Fail over failing


#1

Hi all,

We run 4.5.1-2844 Community Edition (build-2844), and java-client-2.4.2.jar. At the moment we have a cluster of 2 servers on AWS.

1 of the servers suddenly became unstable and so far we are not able to understand what exactly happened with the instance itself. Nevertheless, CB clients failed in all other instances with the same exception:

java.lang.RuntimeException: java.util.concurrent.TimeoutException
at com.couchbase.client.java.util.Blocking.blockForSingle(Blocking.java:73)
at com.couchbase.client.java.CouchbaseBucket.get(CouchbaseBucket.java:119)
at com.couchbase.client.java.CouchbaseBucket.get(CouchbaseBucket.java:114)

Here is the log message in CB management console:
“Could not auto-failover node (‘ns_1@xxx.xx.x.xxx’).
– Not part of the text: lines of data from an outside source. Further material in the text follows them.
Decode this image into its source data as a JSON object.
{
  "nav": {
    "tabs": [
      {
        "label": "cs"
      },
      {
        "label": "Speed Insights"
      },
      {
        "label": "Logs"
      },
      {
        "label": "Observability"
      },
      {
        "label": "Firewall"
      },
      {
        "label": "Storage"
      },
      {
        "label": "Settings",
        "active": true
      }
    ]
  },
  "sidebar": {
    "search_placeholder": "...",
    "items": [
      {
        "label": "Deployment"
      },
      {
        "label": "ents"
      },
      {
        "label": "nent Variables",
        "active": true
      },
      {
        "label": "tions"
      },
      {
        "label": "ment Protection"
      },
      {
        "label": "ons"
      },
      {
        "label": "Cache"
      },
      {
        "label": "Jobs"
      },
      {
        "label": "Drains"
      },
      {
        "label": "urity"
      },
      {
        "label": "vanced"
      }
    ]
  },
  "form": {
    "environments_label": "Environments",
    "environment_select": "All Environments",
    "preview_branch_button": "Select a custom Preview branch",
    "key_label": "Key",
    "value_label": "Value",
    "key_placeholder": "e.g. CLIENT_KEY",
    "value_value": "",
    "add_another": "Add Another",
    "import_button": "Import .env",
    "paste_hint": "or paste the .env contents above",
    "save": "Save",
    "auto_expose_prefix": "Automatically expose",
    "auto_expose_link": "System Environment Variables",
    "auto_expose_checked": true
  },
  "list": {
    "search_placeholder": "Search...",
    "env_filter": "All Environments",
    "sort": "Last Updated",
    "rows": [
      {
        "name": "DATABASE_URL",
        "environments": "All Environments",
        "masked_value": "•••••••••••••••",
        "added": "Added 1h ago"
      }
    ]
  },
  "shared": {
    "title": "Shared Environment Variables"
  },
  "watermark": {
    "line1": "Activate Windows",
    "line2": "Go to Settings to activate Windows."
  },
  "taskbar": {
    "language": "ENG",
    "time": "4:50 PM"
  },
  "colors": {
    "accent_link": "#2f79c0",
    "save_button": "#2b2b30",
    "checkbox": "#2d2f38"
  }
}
Number of nodes running data service is 2. You need at least 3 nodes.”

Does this mean that the minimum cluster configuration for the fail-over mechanism to properly work on both server AND client side is:

  • 3 servers
  • 1 replica

Kind regards,
Alex


#2

The number of replicas doesn’t matter, but for auto-failover to be enabled you must have three nodes in the cluster. Have a look at the documentation, which discusses this point.

All of the clients will fail for the missing data items until you failover (manually) the down node. The clients will continue to work for the other data items, but with 50% of your data unavailable, it’s possible it’ll seem completely down because it’s constantly going through a 2.5s/75s timeout trying to access one node.